Urias' curveball is about as exciting as his fastball. It has the kind of two-plane break that you look for in breaking balls, and it seems like it all takes place right as the pitch is crossing the plate. The movement is late, sharp and ridiculous. He's in Rich Hill territory in terms of the glove-side run he gets on his curveball, which is about as good as it gets for left-handers. Oh, and he has an effective slider too.
Urias' changeup might not be as nasty as his curveball, but it's going to be an effective out pitch all the same. Its low-80s velocity gives it a lot of separation from his fastball, and it also has arm-side fade to further add to its deception. Just ask Jonathan Villar.
Urias is still only 19, and the Dodgers have watched his workload like so many hawks. You wouldn't expect a guy like that to have advanced command, but there he stands with a 2.9 BB/9 throughout his pro career. That's what you get when you combine an efficient, low-effort delivery with a feel for pitching. He hasn't been as sharp in the majors, but whatever kinks he still has will be ironed out.

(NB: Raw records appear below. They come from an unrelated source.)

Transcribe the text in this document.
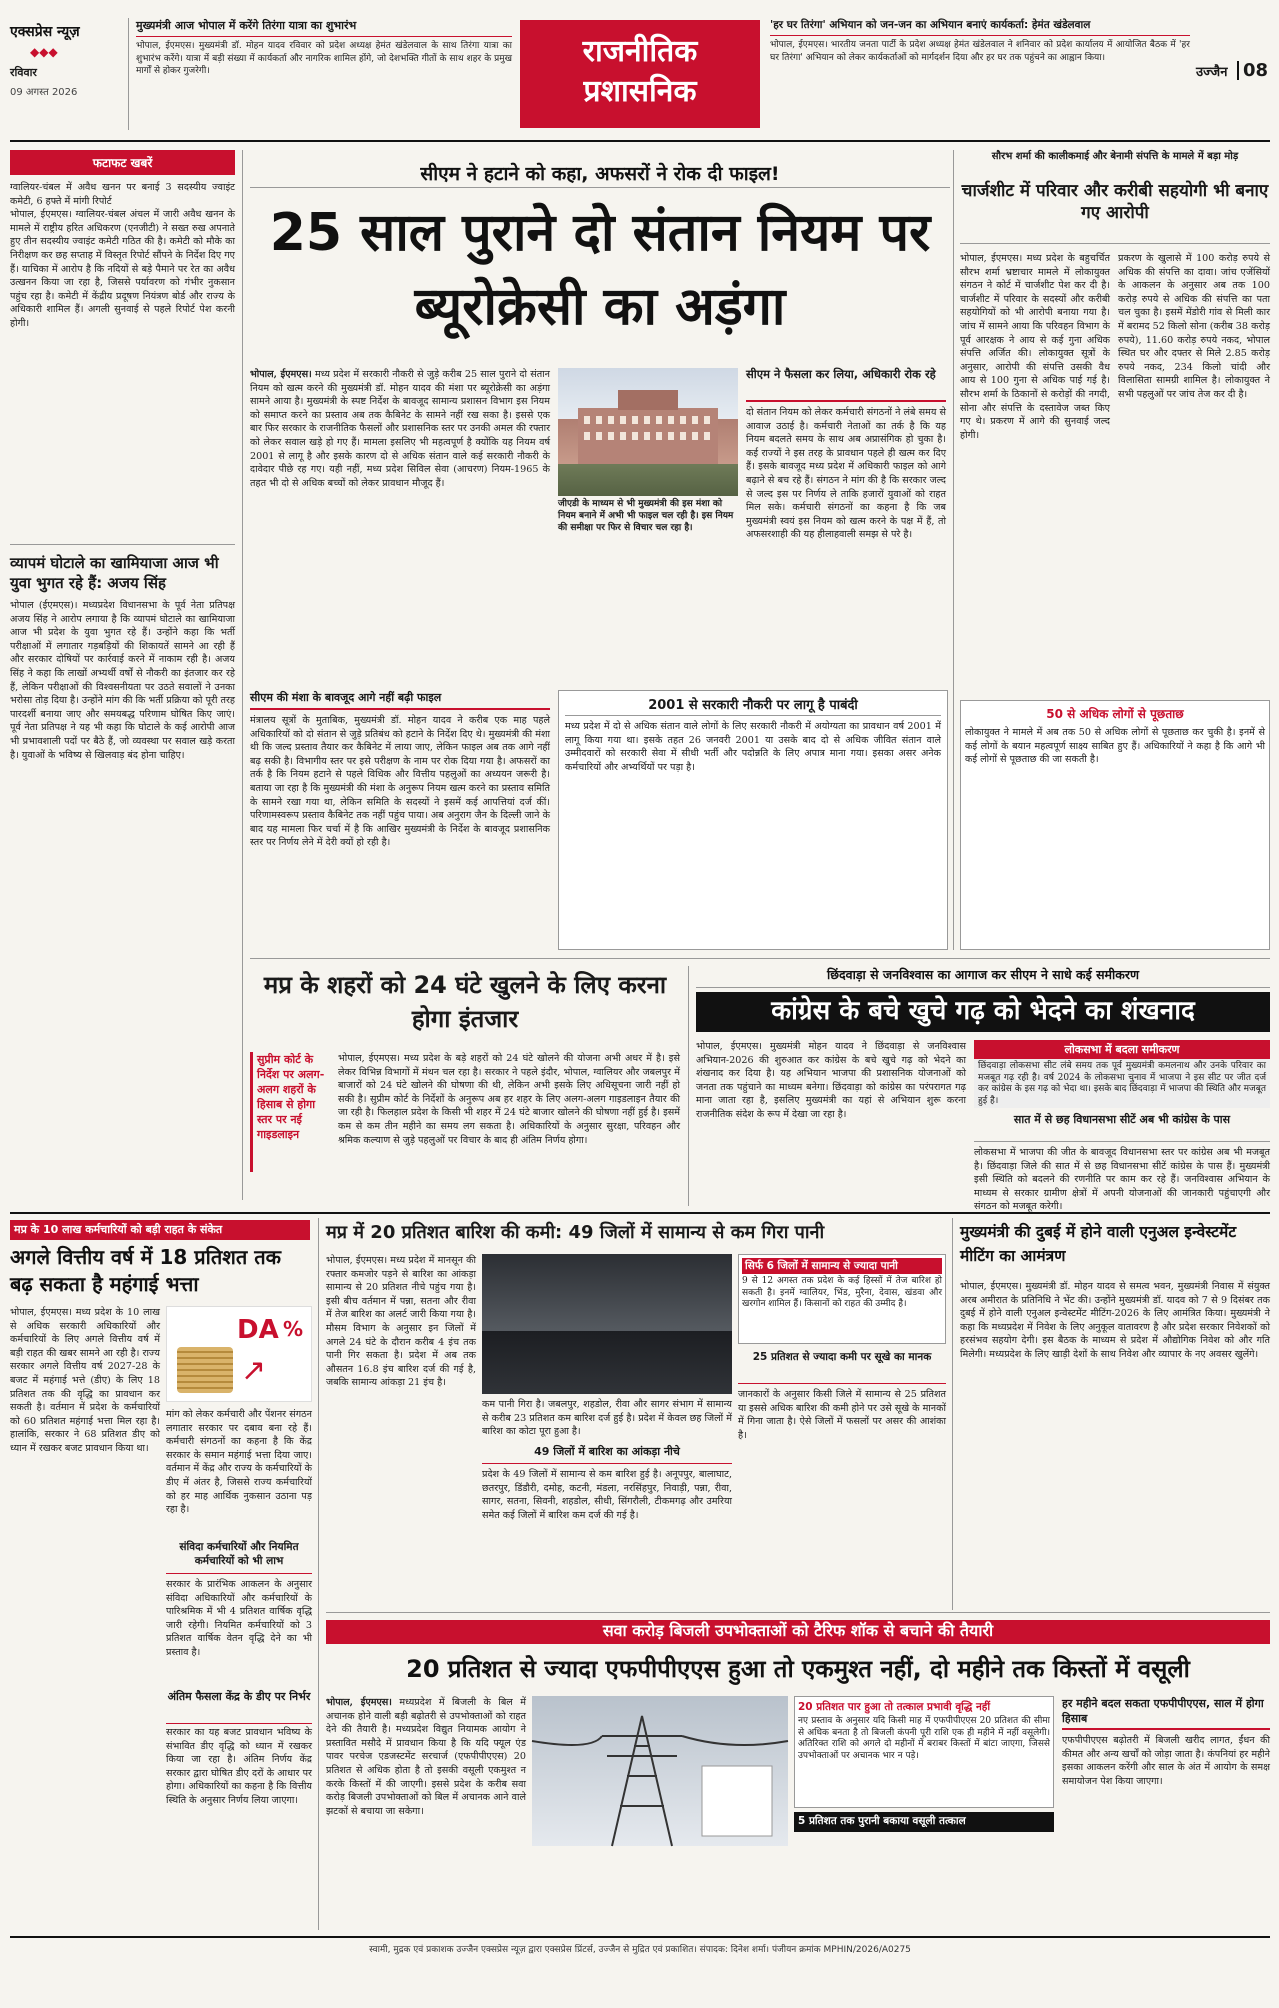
एक्सप्रेस न्यूज़
◆◆◆
रविवार
09 अगस्त 2026
मुख्यमंत्री आज भोपाल में करेंगे तिरंगा यात्रा का शुभारंभ
भोपाल, ईएमएस। मुख्यमंत्री डॉ. मोहन यादव रविवार को प्रदेश अध्यक्ष हेमंत खंडेलवाल के साथ तिरंगा यात्रा का शुभारंभ करेंगे। यात्रा में बड़ी संख्या में कार्यकर्ता और नागरिक शामिल होंगे, जो देशभक्ति गीतों के साथ शहर के प्रमुख मार्गों से होकर गुजरेगी।
राजनीतिक
प्रशासनिक
'हर घर तिरंगा' अभियान को जन-जन का अभियान बनाएं कार्यकर्ता: हेमंत खंडेलवाल
भोपाल, ईएमएस। भारतीय जनता पार्टी के प्रदेश अध्यक्ष हेमंत खंडेलवाल ने शनिवार को प्रदेश कार्यालय में आयोजित बैठक में 'हर घर तिरंगा' अभियान को लेकर कार्यकर्ताओं को मार्गदर्शन दिया और हर घर तक पहुंचने का आह्वान किया।
उज्जैन 08
फटाफट खबरें
ग्वालियर-चंबल में अवैध खनन पर बनाई 3 सदस्यीय ज्वाइंट कमेटी, 6 हफ्ते में मांगी रिपोर्ट
भोपाल, ईएमएस। ग्वालियर-चंबल अंचल में जारी अवैध खनन के मामले में राष्ट्रीय हरित अधिकरण (एनजीटी) ने सख्त रुख अपनाते हुए तीन सदस्यीय ज्वाइंट कमेटी गठित की है। कमेटी को मौके का निरीक्षण कर छह सप्ताह में विस्तृत रिपोर्ट सौंपने के निर्देश दिए गए हैं। याचिका में आरोप है कि नदियों से बड़े पैमाने पर रेत का अवैध उत्खनन किया जा रहा है, जिससे पर्यावरण को गंभीर नुकसान पहुंच रहा है। कमेटी में केंद्रीय प्रदूषण नियंत्रण बोर्ड और राज्य के अधिकारी शामिल हैं। अगली सुनवाई से पहले रिपोर्ट पेश करनी होगी।
व्यापमं घोटाले का खामियाजा आज भी युवा भुगत रहे हैं: अजय सिंह
भोपाल (ईएमएस)। मध्यप्रदेश विधानसभा के पूर्व नेता प्रतिपक्ष अजय सिंह ने आरोप लगाया है कि व्यापमं घोटाले का खामियाजा आज भी प्रदेश के युवा भुगत रहे हैं। उन्होंने कहा कि भर्ती परीक्षाओं में लगातार गड़बड़ियों की शिकायतें सामने आ रही हैं और सरकार दोषियों पर कार्रवाई करने में नाकाम रही है। अजय सिंह ने कहा कि लाखों अभ्यर्थी वर्षों से नौकरी का इंतजार कर रहे हैं, लेकिन परीक्षाओं की विश्वसनीयता पर उठते सवालों ने उनका भरोसा तोड़ दिया है। उन्होंने मांग की कि भर्ती प्रक्रिया को पूरी तरह पारदर्शी बनाया जाए और समयबद्ध परिणाम घोषित किए जाएं। पूर्व नेता प्रतिपक्ष ने यह भी कहा कि घोटाले के कई आरोपी आज भी प्रभावशाली पदों पर बैठे हैं, जो व्यवस्था पर सवाल खड़े करता है। युवाओं के भविष्य से खिलवाड़ बंद होना चाहिए।
सीएम ने हटाने को कहा, अफसरों ने रोक दी फाइल!
25 साल पुराने दो संतान नियम पर ब्यूरोक्रेसी का अड़ंगा
भोपाल, ईएमएस। मध्य प्रदेश में सरकारी नौकरी से जुड़े करीब 25 साल पुराने दो संतान नियम को खत्म करने की मुख्यमंत्री डॉ. मोहन यादव की मंशा पर ब्यूरोक्रेसी का अड़ंगा सामने आया है। मुख्यमंत्री के स्पष्ट निर्देश के बावजूद सामान्य प्रशासन विभाग इस नियम को समाप्त करने का प्रस्ताव अब तक कैबिनेट के सामने नहीं रख सका है। इससे एक बार फिर सरकार के राजनीतिक फैसलों और प्रशासनिक स्तर पर उनकी अमल की रफ्तार को लेकर सवाल खड़े हो गए हैं। मामला इसलिए भी महत्वपूर्ण है क्योंकि यह नियम वर्ष 2001 से लागू है और इसके कारण दो से अधिक संतान वाले कई सरकारी नौकरी के दावेदार पीछे रह गए। यही नहीं, मध्य प्रदेश सिविल सेवा (आचरण) नियम-1965 के तहत भी दो से अधिक बच्चों को लेकर प्रावधान मौजूद हैं।
सीएम की मंशा के बावजूद आगे नहीं बढ़ी फाइल
मंत्रालय सूत्रों के मुताबिक, मुख्यमंत्री डॉ. मोहन यादव ने करीब एक माह पहले अधिकारियों को दो संतान से जुड़े प्रतिबंध को हटाने के निर्देश दिए थे। मुख्यमंत्री की मंशा थी कि जल्द प्रस्ताव तैयार कर कैबिनेट में लाया जाए, लेकिन फाइल अब तक आगे नहीं बढ़ सकी है। विभागीय स्तर पर इसे परीक्षण के नाम पर रोक दिया गया है। अफसरों का तर्क है कि नियम हटाने से पहले विधिक और वित्तीय पहलुओं का अध्ययन जरूरी है। बताया जा रहा है कि मुख्यमंत्री की मंशा के अनुरूप नियम खत्म करने का प्रस्ताव समिति के सामने रखा गया था, लेकिन समिति के सदस्यों ने इसमें कई आपत्तियां दर्ज कीं। परिणामस्वरूप प्रस्ताव कैबिनेट तक नहीं पहुंच पाया। अब अनुराग जैन के दिल्ली जाने के बाद यह मामला फिर चर्चा में है कि आखिर मुख्यमंत्री के निर्देश के बावजूद प्रशासनिक स्तर पर निर्णय लेने में देरी क्यों हो रही है।
जीएडी के माध्यम से भी मुख्यमंत्री की इस मंशा को नियम बनाने में अभी भी फाइल चल रही है। इस नियम की समीक्षा पर फिर से विचार चल रहा है।
सीएम ने फैसला कर लिया, अधिकारी रोक रहे
दो संतान नियम को लेकर कर्मचारी संगठनों ने लंबे समय से आवाज उठाई है। कर्मचारी नेताओं का तर्क है कि यह नियम बदलते समय के साथ अब अप्रासंगिक हो चुका है। कई राज्यों ने इस तरह के प्रावधान पहले ही खत्म कर दिए हैं। इसके बावजूद मध्य प्रदेश में अधिकारी फाइल को आगे बढ़ाने से बच रहे हैं। संगठन ने मांग की है कि सरकार जल्द से जल्द इस पर निर्णय ले ताकि हजारों युवाओं को राहत मिल सके। कर्मचारी संगठनों का कहना है कि जब मुख्यमंत्री स्वयं इस नियम को खत्म करने के पक्ष में हैं, तो अफसरशाही की यह हीलाहवाली समझ से परे है।
2001 से सरकारी नौकरी पर लागू है पाबंदी
मध्य प्रदेश में दो से अधिक संतान वाले लोगों के लिए सरकारी नौकरी में अयोग्यता का प्रावधान वर्ष 2001 में लागू किया गया था। इसके तहत 26 जनवरी 2001 या उसके बाद दो से अधिक जीवित संतान वाले उम्मीदवारों को सरकारी सेवा में सीधी भर्ती और पदोन्नति के लिए अपात्र माना गया। इसका असर अनेक कर्मचारियों और अभ्यर्थियों पर पड़ा है।
सौरभ शर्मा की कालीकमाई और बेनामी संपत्ति के मामले में बड़ा मोड़
चार्जशीट में परिवार और करीबी सहयोगी भी बनाए गए आरोपी
भोपाल, ईएमएस। मध्य प्रदेश के बहुचर्चित सौरभ शर्मा भ्रष्टाचार मामले में लोकायुक्त संगठन ने कोर्ट में चार्जशीट पेश कर दी है। चार्जशीट में परिवार के सदस्यों और करीबी सहयोगियों को भी आरोपी बनाया गया है। जांच में सामने आया कि परिवहन विभाग के पूर्व आरक्षक ने आय से कई गुना अधिक संपत्ति अर्जित की। लोकायुक्त सूत्रों के अनुसार, आरोपी की संपत्ति उसकी वैध आय से 100 गुना से अधिक पाई गई है। सौरभ शर्मा के ठिकानों से करोड़ों की नगदी, सोना और संपत्ति के दस्तावेज जब्त किए गए थे। प्रकरण में आगे की सुनवाई जल्द होगी।
प्रकरण के खुलासे में 100 करोड़ रुपये से अधिक की संपत्ति का दावा। जांच एजेंसियों के आकलन के अनुसार अब तक 100 करोड़ रुपये से अधिक की संपत्ति का पता चल चुका है। इसमें मेंडोरी गांव से मिली कार में बरामद 52 किलो सोना (करीब 38 करोड़ रुपये), 11.60 करोड़ रुपये नकद, भोपाल स्थित घर और दफ्तर से मिले 2.85 करोड़ रुपये नकद, 234 किलो चांदी और विलासिता सामग्री शामिल है। लोकायुक्त ने सभी पहलुओं पर जांच तेज कर दी है।
50 से अधिक लोगों से पूछताछ
लोकायुक्त ने मामले में अब तक 50 से अधिक लोगों से पूछताछ कर चुकी है। इनमें से कई लोगों के बयान महत्वपूर्ण साक्ष्य साबित हुए हैं। अधिकारियों ने कहा है कि आगे भी कई लोगों से पूछताछ की जा सकती है।
मप्र के शहरों को 24 घंटे खुलने के लिए करना होगा इंतजार
सुप्रीम कोर्ट के निर्देश पर अलग-अलग शहरों के हिसाब से होगा स्तर पर नई गाइडलाइन
भोपाल, ईएमएस। मध्य प्रदेश के बड़े शहरों को 24 घंटे खोलने की योजना अभी अधर में है। इसे लेकर विभिन्न विभागों में मंथन चल रहा है। सरकार ने पहले इंदौर, भोपाल, ग्वालियर और जबलपुर में बाजारों को 24 घंटे खोलने की घोषणा की थी, लेकिन अभी इसके लिए अधिसूचना जारी नहीं हो सकी है। सुप्रीम कोर्ट के निर्देशों के अनुरूप अब हर शहर के लिए अलग-अलग गाइडलाइन तैयार की जा रही है। फिलहाल प्रदेश के किसी भी शहर में 24 घंटे बाजार खोलने की घोषणा नहीं हुई है। इसमें कम से कम तीन महीने का समय लग सकता है। अधिकारियों के अनुसार सुरक्षा, परिवहन और श्रमिक कल्याण से जुड़े पहलुओं पर विचार के बाद ही अंतिम निर्णय होगा।
छिंदवाड़ा से जनविश्वास का आगाज कर सीएम ने साधे कई समीकरण
कांग्रेस के बचे खुचे गढ़ को भेदने का शंखनाद
भोपाल, ईएमएस। मुख्यमंत्री मोहन यादव ने छिंदवाड़ा से जनविश्वास अभियान-2026 की शुरुआत कर कांग्रेस के बचे खुचे गढ़ को भेदने का शंखनाद कर दिया है। यह अभियान भाजपा की प्रशासनिक योजनाओं को जनता तक पहुंचाने का माध्यम बनेगा। छिंदवाड़ा को कांग्रेस का परंपरागत गढ़ माना जाता रहा है, इसलिए मुख्यमंत्री का यहां से अभियान शुरू करना राजनीतिक संदेश के रूप में देखा जा रहा है।
लोकसभा में बदला समीकरण
छिंदवाड़ा लोकसभा सीट लंबे समय तक पूर्व मुख्यमंत्री कमलनाथ और उनके परिवार का मजबूत गढ़ रही है। वर्ष 2024 के लोकसभा चुनाव में भाजपा ने इस सीट पर जीत दर्ज कर कांग्रेस के इस गढ़ को भेदा था। इसके बाद छिंदवाड़ा में भाजपा की स्थिति और मजबूत हुई है।
सात में से छह विधानसभा सीटें अब भी कांग्रेस के पास
लोकसभा में भाजपा की जीत के बावजूद विधानसभा स्तर पर कांग्रेस अब भी मजबूत है। छिंदवाड़ा जिले की सात में से छह विधानसभा सीटें कांग्रेस के पास हैं। मुख्यमंत्री इसी स्थिति को बदलने की रणनीति पर काम कर रहे हैं। जनविश्वास अभियान के माध्यम से सरकार ग्रामीण क्षेत्रों में अपनी योजनाओं की जानकारी पहुंचाएगी और संगठन को मजबूत करेगी।
मप्र के 10 लाख कर्मचारियों को बड़ी राहत के संकेत
अगले वित्तीय वर्ष में 18 प्रतिशत तक बढ़ सकता है महंगाई भत्ता
भोपाल, ईएमएस। मध्य प्रदेश के 10 लाख से अधिक सरकारी अधिकारियों और कर्मचारियों के लिए अगले वित्तीय वर्ष में बड़ी राहत की खबर सामने आ रही है। राज्य सरकार अगले वित्तीय वर्ष 2027-28 के बजट में महंगाई भत्ते (डीए) के लिए 18 प्रतिशत तक की वृद्धि का प्रावधान कर सकती है। वर्तमान में प्रदेश के कर्मचारियों को 60 प्रतिशत महंगाई भत्ता मिल रहा है। हालांकि, सरकार ने 68 प्रतिशत डीए को ध्यान में रखकर बजट प्रावधान किया था।
DA %
↗
मांग को लेकर कर्मचारी और पेंशनर संगठन लगातार सरकार पर दबाव बना रहे हैं। कर्मचारी संगठनों का कहना है कि केंद्र सरकार के समान महंगाई भत्ता दिया जाए। वर्तमान में केंद्र और राज्य के कर्मचारियों के डीए में अंतर है, जिससे राज्य कर्मचारियों को हर माह आर्थिक नुकसान उठाना पड़ रहा है।
संविदा कर्मचारियों और नियमित कर्मचारियों को भी लाभ
सरकार के प्रारंभिक आकलन के अनुसार संविदा अधिकारियों और कर्मचारियों के पारिश्रमिक में भी 4 प्रतिशत वार्षिक वृद्धि जारी रहेगी। नियमित कर्मचारियों को 3 प्रतिशत वार्षिक वेतन वृद्धि देने का भी प्रस्ताव है।
अंतिम फैसला केंद्र के डीए पर निर्भर
सरकार का यह बजट प्रावधान भविष्य के संभावित डीए वृद्धि को ध्यान में रखकर किया जा रहा है। अंतिम निर्णय केंद्र सरकार द्वारा घोषित डीए दरों के आधार पर होगा। अधिकारियों का कहना है कि वित्तीय स्थिति के अनुसार निर्णय लिया जाएगा।
मप्र में 20 प्रतिशत बारिश की कमी: 49 जिलों में सामान्य से कम गिरा पानी
भोपाल, ईएमएस। मध्य प्रदेश में मानसून की रफ्तार कमजोर पड़ने से बारिश का आंकड़ा सामान्य से 20 प्रतिशत नीचे पहुंच गया है। इसी बीच वर्तमान में पन्ना, सतना और रीवा में तेज बारिश का अलर्ट जारी किया गया है। मौसम विभाग के अनुसार इन जिलों में अगले 24 घंटे के दौरान करीब 4 इंच तक पानी गिर सकता है। प्रदेश में अब तक औसतन 16.8 इंच बारिश दर्ज की गई है, जबकि सामान्य आंकड़ा 21 इंच है।
कम पानी गिरा है। जबलपुर, शहडोल, रीवा और सागर संभाग में सामान्य से करीब 23 प्रतिशत कम बारिश दर्ज हुई है। प्रदेश में केवल छह जिलों में बारिश का कोटा पूरा हुआ है।
सिर्फ 6 जिलों में सामान्य से ज्यादा पानी
9 से 12 अगस्त तक प्रदेश के कई हिस्सों में तेज बारिश हो सकती है। इनमें ग्वालियर, भिंड, मुरैना, देवास, खंडवा और खरगोन शामिल हैं। किसानों को राहत की उम्मीद है।
49 जिलों में बारिश का आंकड़ा नीचे
प्रदेश के 49 जिलों में सामान्य से कम बारिश हुई है। अनूपपुर, बालाघाट, छतरपुर, डिंडौरी, दमोह, कटनी, मंडला, नरसिंहपुर, निवाड़ी, पन्ना, रीवा, सागर, सतना, सिवनी, शहडोल, सीधी, सिंगरौली, टीकमगढ़ और उमरिया समेत कई जिलों में बारिश कम दर्ज की गई है।
25 प्रतिशत से ज्यादा कमी पर सूखे का मानक
जानकारों के अनुसार किसी जिले में सामान्य से 25 प्रतिशत या इससे अधिक बारिश की कमी होने पर उसे सूखे के मानकों में गिना जाता है। ऐसे जिलों में फसलों पर असर की आशंका है।
मुख्यमंत्री की दुबई में होने वाली एनुअल इन्वेस्टमेंट मीटिंग का आमंत्रण
भोपाल, ईएमएस। मुख्यमंत्री डॉ. मोहन यादव से समत्व भवन, मुख्यमंत्री निवास में संयुक्त अरब अमीरात के प्रतिनिधि ने भेंट की। उन्होंने मुख्यमंत्री डॉ. यादव को 7 से 9 दिसंबर तक दुबई में होने वाली एनुअल इन्वेस्टमेंट मीटिंग-2026 के लिए आमंत्रित किया। मुख्यमंत्री ने कहा कि मध्यप्रदेश में निवेश के लिए अनुकूल वातावरण है और प्रदेश सरकार निवेशकों को हरसंभव सहयोग देगी। इस बैठक के माध्यम से प्रदेश में औद्योगिक निवेश को और गति मिलेगी। मध्यप्रदेश के लिए खाड़ी देशों के साथ निवेश और व्यापार के नए अवसर खुलेंगे।
सवा करोड़ बिजली उपभोक्ताओं को टैरिफ शॉक से बचाने की तैयारी
20 प्रतिशत से ज्यादा एफपीपीएएस हुआ तो एकमुश्त नहीं, दो महीने तक किस्तों में वसूली
भोपाल, ईएमएस। मध्यप्रदेश में बिजली के बिल में अचानक होने वाली बड़ी बढ़ोतरी से उपभोक्ताओं को राहत देने की तैयारी है। मध्यप्रदेश विद्युत नियामक आयोग ने प्रस्तावित मसौदे में प्रावधान किया है कि यदि फ्यूल एंड पावर परचेज एडजस्टमेंट सरचार्ज (एफपीपीएएस) 20 प्रतिशत से अधिक होता है तो इसकी वसूली एकमुश्त न करके किस्तों में की जाएगी। इससे प्रदेश के करीब सवा करोड़ बिजली उपभोक्ताओं को बिल में अचानक आने वाले झटकों से बचाया जा सकेगा।
20 प्रतिशत पार हुआ तो तत्काल प्रभावी वृद्धि नहीं
नए प्रस्ताव के अनुसार यदि किसी माह में एफपीपीएएस 20 प्रतिशत की सीमा से अधिक बनता है तो बिजली कंपनी पूरी राशि एक ही महीने में नहीं वसूलेगी। अतिरिक्त राशि को अगले दो महीनों में बराबर किस्तों में बांटा जाएगा, जिससे उपभोक्ताओं पर अचानक भार न पड़े।
5 प्रतिशत तक पुरानी बकाया वसूली तत्काल
हर महीने बदल सकता एफपीपीएएस, साल में होगा हिसाब
एफपीपीएएस बढ़ोतरी में बिजली खरीद लागत, ईंधन की कीमत और अन्य खर्चों को जोड़ा जाता है। कंपनियां हर महीने इसका आकलन करेंगी और साल के अंत में आयोग के समक्ष समायोजन पेश किया जाएगा।
स्वामी, मुद्रक एवं प्रकाशक उज्जैन एक्सप्रेस न्यूज़ द्वारा एक्सप्रेस प्रिंटर्स, उज्जैन से मुद्रित एवं प्रकाशित। संपादक: दिनेश शर्मा। पंजीयन क्रमांक MPHIN/2026/A0275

1. Lucas Giolito, RHP, Washington Nationals
Lucas Giolito was projected as a hard-thrower coming out of high school in 2012, and Tommy John surgery hasn't derailed that projection. The 6'6" and 255-pounder can sit in the mid-to-high 90s with his fastball and crank it up even higher than that. Add in a calm delivery, and the 21-year-old is plenty capable of blowing hitters away even when he puts it right down the middle. That's a true 80-grade pitch.
Giolito's curveball is also arguably an 80-grade pitch. It has low-80s velocity and 12-to-6 movement, but it's much sharper and more devastating than you see in similar curveballs. It should generate whiffs both in and out of the strike zone, giving Giolito two elite out pitches at the top of his arsenal.
This is becoming repetitive, but Giolito is another power pitcher who's had to work on his changeup. And it still lags behind his fastball and curveball, as it just sort of floats toward home plate (see the 0:22 mark). But with mid-80s velocity, it at least has separation from his fastball.
Giolito has struggled with walks in 2016, posting a 4.1 BB/9. But after ironing out some mechanical difficulties, he's recovered with a 2.5 BB/9 in his last six starts. That fits with his career trajectory, and it should continue. His delivery features little to no wasted effort, and it ends with him being direct to the plate. Not unlike Noah Syndergaard, he'll be a power pitcher who also fills up the strike zone.